林嘉月的声音不紧不慢,幽幽的说出让魏锦明冷汗直冒的话。
自诩为清流的文臣为名踩她就算了,宦官明明是家仆,为了掌握更多的权力,也要踩着她上位。
林嘉月可不希望身边出个假爹,魏锦明欺下瞒上,总在中间挑事可不行。
这也是她这两天疏远魏锦明的原因。
她这个皇帝别的权力没有,杀掉大明宫一个宦官的权力还是有的。
魏锦明吓的忙跪在地上磕头,还没有好的脑门,再次被磕破,血再次顺着额头往下流。
“起来。”
林嘉月无语,跪得真快,马上就把头磕破了。
难不成是她太霸气了?
或许是她现在还没有彻底理解,感受到皇权世界,身为皇帝的权柄。
她是还没有亲政,可要是她非要发疯,跟这些京都大佬同归于尽,别人也没办法。
这个世界上不缺同归于尽的精神,问题是还没接触到人,就先死了。
要不然说斩首是三大军功之一呢。
但她是皇帝,她叫谁来见自己,没有人能拒绝。
再说了,宦官是家奴,杀不杀是她一句话的事。
魏锦明比任何人都知道,自己的生杀大权在谁手里,尽管陛下让自己起来,她也不敢真的起来。
林嘉月蹙眉,“以后不要让朕说第二遍。”
“谢陛下。”
魏锦明连忙站了起来,林嘉月没有直接说让她怎么做,若是她听不出来,就没有第二次机会了。

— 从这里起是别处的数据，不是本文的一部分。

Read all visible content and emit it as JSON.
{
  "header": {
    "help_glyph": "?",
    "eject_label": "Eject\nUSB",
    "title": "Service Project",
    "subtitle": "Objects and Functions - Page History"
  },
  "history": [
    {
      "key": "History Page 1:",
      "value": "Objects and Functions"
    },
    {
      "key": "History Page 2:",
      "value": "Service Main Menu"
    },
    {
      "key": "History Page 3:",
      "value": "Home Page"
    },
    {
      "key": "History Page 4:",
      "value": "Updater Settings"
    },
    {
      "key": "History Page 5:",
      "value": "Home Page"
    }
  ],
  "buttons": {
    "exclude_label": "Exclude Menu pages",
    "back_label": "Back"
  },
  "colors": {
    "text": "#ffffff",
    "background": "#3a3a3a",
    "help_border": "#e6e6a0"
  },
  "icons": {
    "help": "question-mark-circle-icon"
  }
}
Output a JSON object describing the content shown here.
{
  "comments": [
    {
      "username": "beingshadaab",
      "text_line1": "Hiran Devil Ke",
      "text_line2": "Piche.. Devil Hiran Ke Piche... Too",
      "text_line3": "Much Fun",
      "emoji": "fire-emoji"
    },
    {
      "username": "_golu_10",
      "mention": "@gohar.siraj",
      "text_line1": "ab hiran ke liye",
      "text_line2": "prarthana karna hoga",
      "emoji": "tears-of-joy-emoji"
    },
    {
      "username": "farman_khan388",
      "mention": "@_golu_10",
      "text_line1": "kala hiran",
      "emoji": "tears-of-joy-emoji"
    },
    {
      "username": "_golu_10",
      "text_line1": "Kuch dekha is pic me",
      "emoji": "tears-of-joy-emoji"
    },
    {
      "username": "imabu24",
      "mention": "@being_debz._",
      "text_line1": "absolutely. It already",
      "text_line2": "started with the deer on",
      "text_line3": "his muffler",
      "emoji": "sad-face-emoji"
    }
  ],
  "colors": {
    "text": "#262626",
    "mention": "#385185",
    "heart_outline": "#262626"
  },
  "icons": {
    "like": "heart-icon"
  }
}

魏锦明会一直提醒自己,她是犯过错的人,决不能再犯错。
使功不如使过,功高会盖主,有过就会一直保持警醒。
但不管什么都有一个度,太过压迫,迎来的只会是反抗。
“去让御医把头包好,今日你便休息吧。”
魏锦明还要再跪,见林嘉月的视线扫过来,眼泪顺着脸颊就流了下来,“陛下待奴才如此好,奴才……”
“好好做事。”
林嘉月收回了视线,继续练字。
她上辈子写过字,练的草书,人家说医生的字不能被患者看懂,于是她赶时髦去练了草书,硬笔楷书写的还不错,毛笔当真是一言难尽。
得亏了有身体记忆,不然她写得更丑。
楷书立基,因为原身的字一直很差,所以到现在依然练楷书。
一会儿她练的字是要送给内阁给陆斯灵看的,看着这幅大字,陆斯灵怕不是会觉得她是个傻子。
哦,还有一篇策论。
写作文就算了,策论是要之乎者也的。
她在策论上写:文书传递附记经手官吏姓名,追责到人,并且由底层小吏记录传递下去的政策,直接由死信箱递到中枢,形成闭环,皇城司成立监管,死信箱只进不出,保守密令,双管齐下,确保政令下行。